Flattich hatte sich bisher um die Frauen nicht viel gekümmert. Man darf wiederum nicht sagen, es sei ihm kein Sinn für Frauenschönheit und Liebreiz angeboren worden. O nein! Er weiß noch gut, wie ihm das Herz vor Freude tobte, als ihm die jüngste Tochter seines Ephorus in Maulbronn einen wachsgelben großen Apfel schenkte samt einem Blick so voll scheuen und unschuldig frommen Wohlwollens, daß der Knabe in der innigsten Verzauberung stehenblieb und auf seinen Apfel blickend meinte, es sei aus dem Hesperidengarten einer!

Ein Hesperidengärtchen war es ja beinahe, wo er damals gestanden hatte im alten Kloster, wenn auch ein schwäbisches: ein Klostergärtchen mit fruchttragenden Obstbäumen, die jede Woche einmal mit Seilen umwunden wurden, wenn die Ephora ihre Wäsche aufhängte. Der kleine Friedrich wußte aus seinem Homeros, daß auch Königstöchter sich nicht scheuten, mit der Wochenwäsche auszufahren, – warum sollte es seiner Nausikaa erspart bleiben, daß sie den Wäschekorb trug! Wobei er ihr half. Und dafür bekam er ja seinen Apfel!

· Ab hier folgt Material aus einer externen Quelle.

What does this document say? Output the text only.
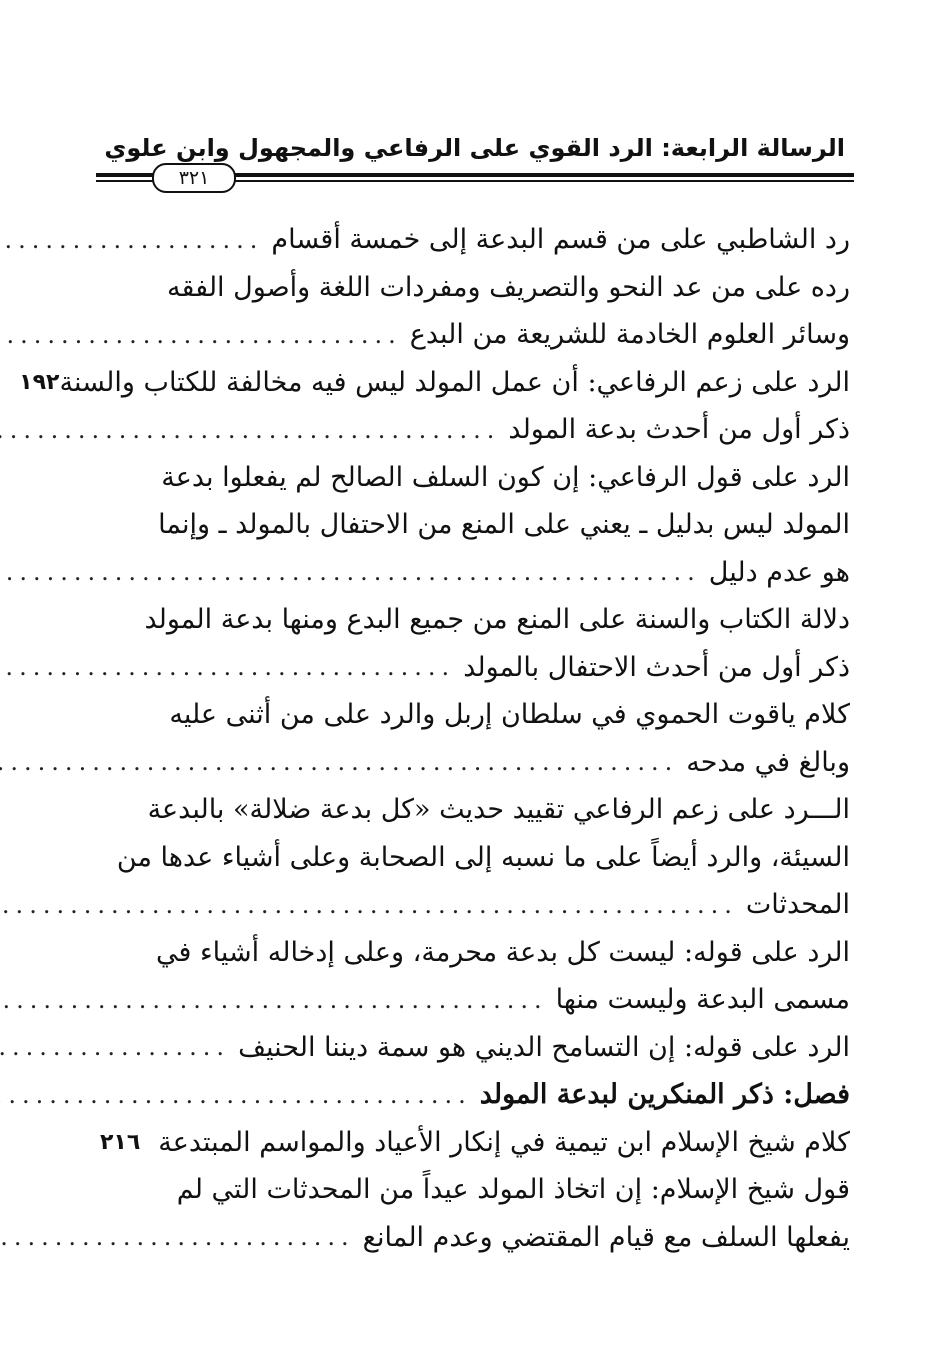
الرسالة الرابعة: الرد القوي على الرفاعي والمجهول وابن علوي
٣٢١
رد الشاطبي على من قسم البدعة إلى خمسة أقسام
.....
رده على من عد النحو والتصريف ومفردات اللغة وأصول الفقه
وسائر العلوم الخادمة للشريعة من البدع
.....
الرد على زعم الرفاعي: أن عمل المولد ليس فيه مخالفة للكتاب والسنة
١٩٢
ذكر أول من أحدث بدعة المولد
.....
الرد على قول الرفاعي: إن كون السلف الصالح لم يفعلوا بدعة
المولد ليس بدليل ـ يعني على المنع من الاحتفال بالمولد ـ وإنما
هو عدم دليل
.....
دلالة الكتاب والسنة على المنع من جميع البدع ومنها بدعة المولد
ذكر أول من أحدث الاحتفال بالمولد
.....
كلام ياقوت الحموي في سلطان إربل والرد على من أثنى عليه
وبالغ في مدحه
.....
الـــرد على زعم الرفاعي تقييد حديث «كل بدعة ضلالة» بالبدعة
السيئة، والرد أيضاً على ما نسبه إلى الصحابة وعلى أشياء عدها من
المحدثات
.....
الرد على قوله: ليست كل بدعة محرمة، وعلى إدخاله أشياء في
مسمى البدعة وليست منها
.....
الرد على قوله: إن التسامح الديني هو سمة ديننا الحنيف
.....
فصل: ذكر المنكرين لبدعة المولد
.....
كلام شيخ الإسلام ابن تيمية في إنكار الأعياد والمواسم المبتدعة
٢١٦
قول شيخ الإسلام: إن اتخاذ المولد عيداً من المحدثات التي لم
يفعلها السلف مع قيام المقتضي وعدم المانع
.....
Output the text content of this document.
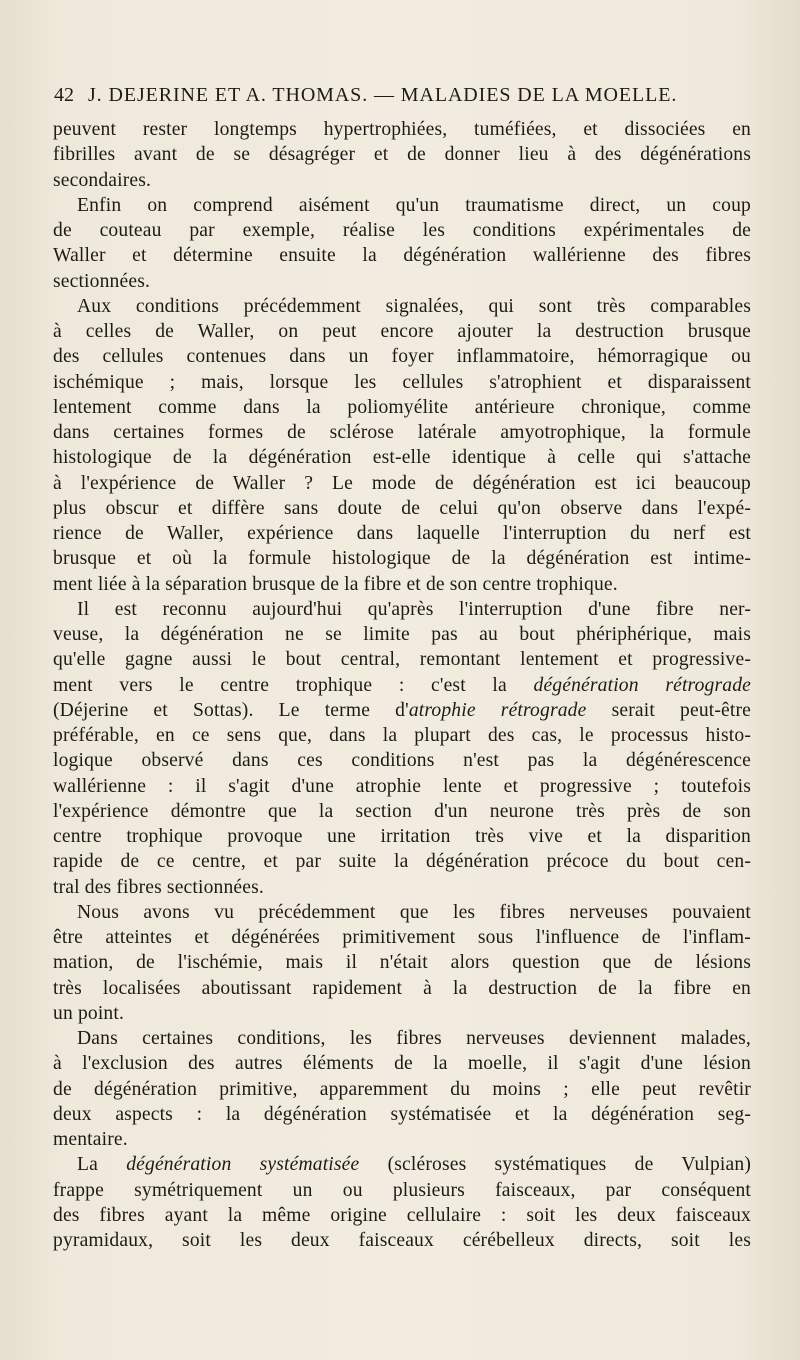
42 J. DEJERINE ET A. THOMAS. — MALADIES DE LA MOELLE.
peuvent rester longtemps hypertrophiées, tuméfiées, et dissociées en
fibrilles avant de se désagréger et de donner lieu à des dégénérations
secondaires.
Enfin on comprend aisément qu'un traumatisme direct, un coup
de couteau par exemple, réalise les conditions expérimentales de
Waller et détermine ensuite la dégénération wallérienne des fibres
sectionnées.
Aux conditions précédemment signalées, qui sont très comparables
à celles de Waller, on peut encore ajouter la destruction brusque
des cellules contenues dans un foyer inflammatoire, hémorragique ou
ischémique ; mais, lorsque les cellules s'atrophient et disparaissent
lentement comme dans la poliomyélite antérieure chronique, comme
dans certaines formes de sclérose latérale amyotrophique, la formule
histologique de la dégénération est-elle identique à celle qui s'attache
à l'expérience de Waller ? Le mode de dégénération est ici beaucoup
plus obscur et diffère sans doute de celui qu'on observe dans l'expé-
rience de Waller, expérience dans laquelle l'interruption du nerf est
brusque et où la formule histologique de la dégénération est intime-
ment liée à la séparation brusque de la fibre et de son centre trophique.
Il est reconnu aujourd'hui qu'après l'interruption d'une fibre ner-
veuse, la dégénération ne se limite pas au bout phériphérique, mais
qu'elle gagne aussi le bout central, remontant lentement et progressive-
ment vers le centre trophique : c'est la dégénération rétrograde
(Déjerine et Sottas). Le terme d'atrophie rétrograde serait peut-être
préférable, en ce sens que, dans la plupart des cas, le processus histo-
logique observé dans ces conditions n'est pas la dégénérescence
wallérienne : il s'agit d'une atrophie lente et progressive ; toutefois
l'expérience démontre que la section d'un neurone très près de son
centre trophique provoque une irritation très vive et la disparition
rapide de ce centre, et par suite la dégénération précoce du bout cen-
tral des fibres sectionnées.
Nous avons vu précédemment que les fibres nerveuses pouvaient
être atteintes et dégénérées primitivement sous l'influence de l'inflam-
mation, de l'ischémie, mais il n'était alors question que de lésions
très localisées aboutissant rapidement à la destruction de la fibre en
un point.
Dans certaines conditions, les fibres nerveuses deviennent malades,
à l'exclusion des autres éléments de la moelle, il s'agit d'une lésion
de dégénération primitive, apparemment du moins ; elle peut revêtir
deux aspects : la dégénération systématisée et la dégénération seg-
mentaire.
La dégénération systématisée (scléroses systématiques de Vulpian)
frappe symétriquement un ou plusieurs faisceaux, par conséquent
des fibres ayant la même origine cellulaire : soit les deux faisceaux
pyramidaux, soit les deux faisceaux cérébelleux directs, soit les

Das Ende ihrer Freundschaft war nicht zufälliger und nicht schmerzlicher als jenes, das dem göttlichen Dulder und der Königstochter beschieden war –: eine letzte Begegnung auf der Schwelle zur Wohnung des Ephorus, ein scheuer Händedruck und das Wörtlein: Man wolle sich nie vergessen! –

 

Die Braut, die er nun vor dem Dorfe draußen auf der Straße, die hinüberführte in die Lieblingsstadt des Schwabenherzogs, in sein Schnakenversailles, erwartete, sie war ganz nach seinem Herzen:

Eine Pfarrerstochter! Das verstand sich von selbst. Und eine Waise. Das hatte ihn gerührt!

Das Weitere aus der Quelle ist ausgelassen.